The supervisors voted 8-3 to rebuff a plan by supporters . . . to berth the World War II-era ship at San Francisco's port and turn it into a tourist attraction. . . .
[Some supervisors] cited several reasons why the ship doesn't belong in San Francisco: the widespread opposition to the war in Iraq, the unequal treatment of gay and lesbian enlisted men and women, and the city's reputation as the home of the peace movement.
"It's important that we have for our children, for those who come here, a vision that is uniquely San Francisco in terms of what, for decades, has been a city represented again and again in the foremost positions of peace movements," said Supervisor Jake McGoldrick, who opposed the plan. . . .
[The ship] first set sail in 1943, and its long career included tours during World War II and the Korean War. . . .
The debate turned Tuesday's meeting into a political free-for-all, with supervisors standing up to express their dislike of the Bush administration's policies and the war in Iraq.
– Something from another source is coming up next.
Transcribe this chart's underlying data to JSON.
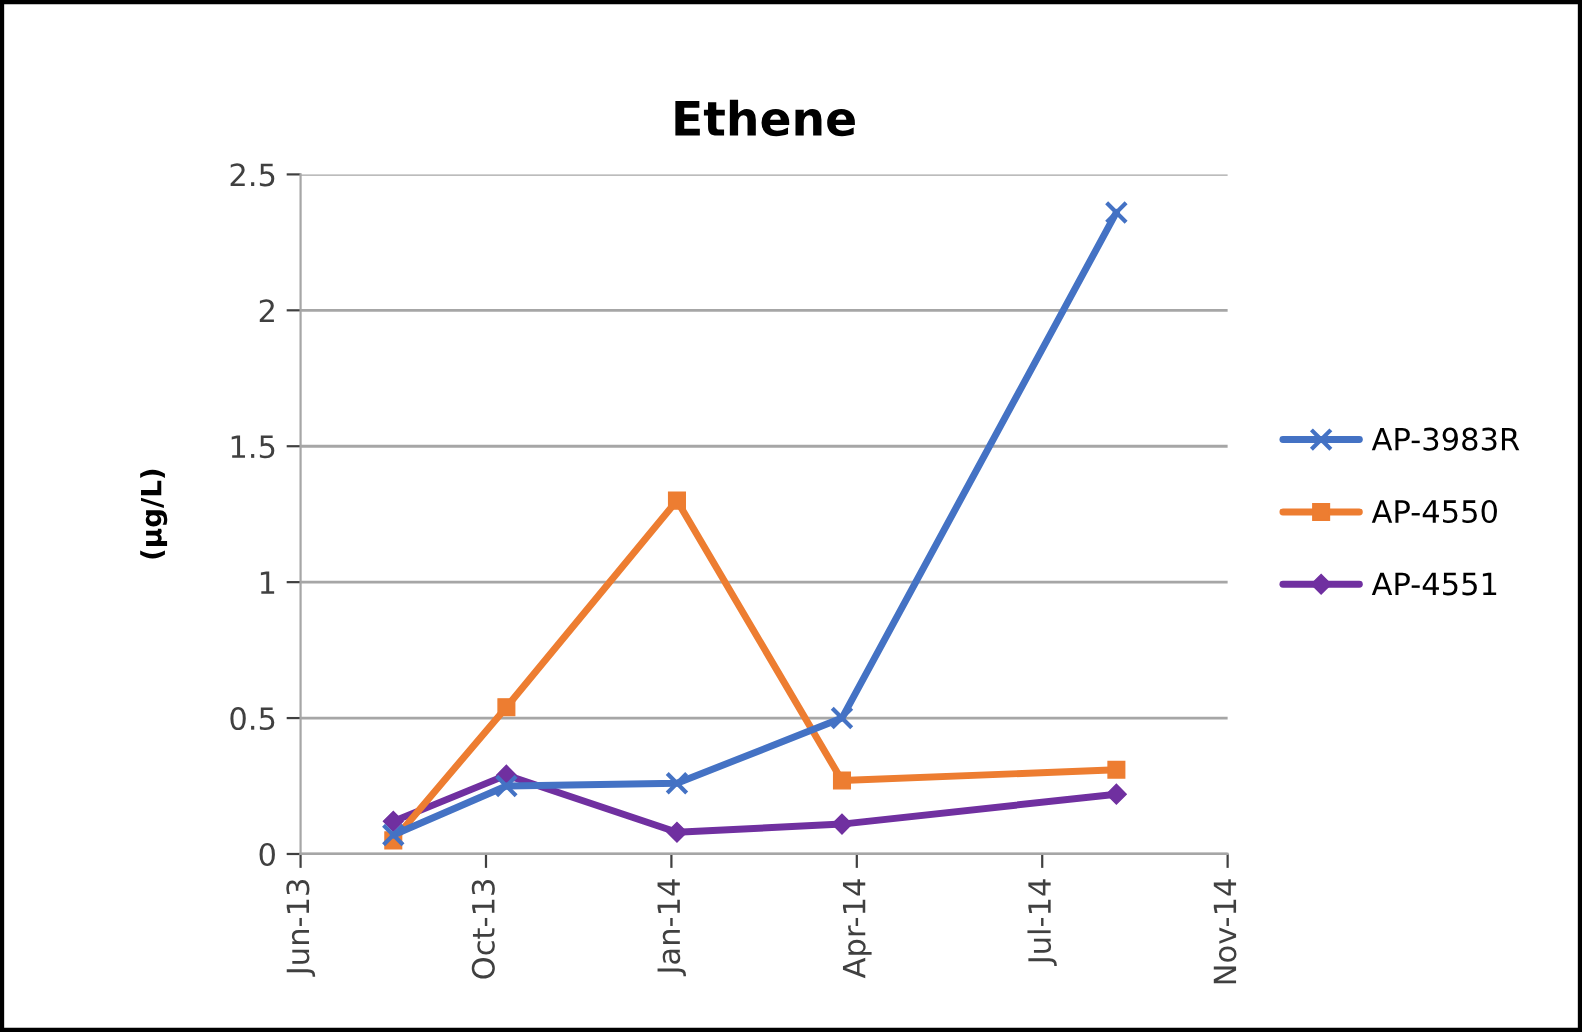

Supervisors Tom Ammiano and Bevan Dufty, both openly gay, said they would not support bringing the ship to San Francisco because of how the military treats gay people.
Supervisor Ross Mirkarimi said permanently berthing the Iowa on San Francisco's historic waterfront is not something city residents would want.
"If I was going to commit any kind of money in recognition of war, then it should be toward peace, given what our war is in Iraq right now," he said. . . .
Just appalling. This ship helped protect America and the Free World from the Japanese and the Nazis. It helped protect the South Koreans from being overrun by the North. Yet somehow that's all outweighed in the Supervisors' minds by the Iraq war and of the military's policy on homosexuality. What a shocking lack of perspective and lack of respect for the institution that has helped (and continues to help) to protect San Franciscans -- and, I should mention, gay and lesbian San Franciscans, who would have suffered far worse than exclusion from the military in the hands of our WWII-era enemies, or of our modern enemies -- alongside all other Americans. (For more on a similar lack of perspective on the part of law schools that refuse to let the military interview on campus, see here.)
Naturally, I should stress that the city had no moral duty to allow the berthing of the ship here; there may be all sorts of good practical reasons not to do this, even if, as the museum's supporters say, "they would cover the cost of moving the ship and remodeling the piers where it would be located . . . as well as any other annual fees the city would charge to berth the ship." But at least some supervisors' reason seemed to be essentially their lack of respect for the symbols of the U.S. military -- and what an awful reason that is.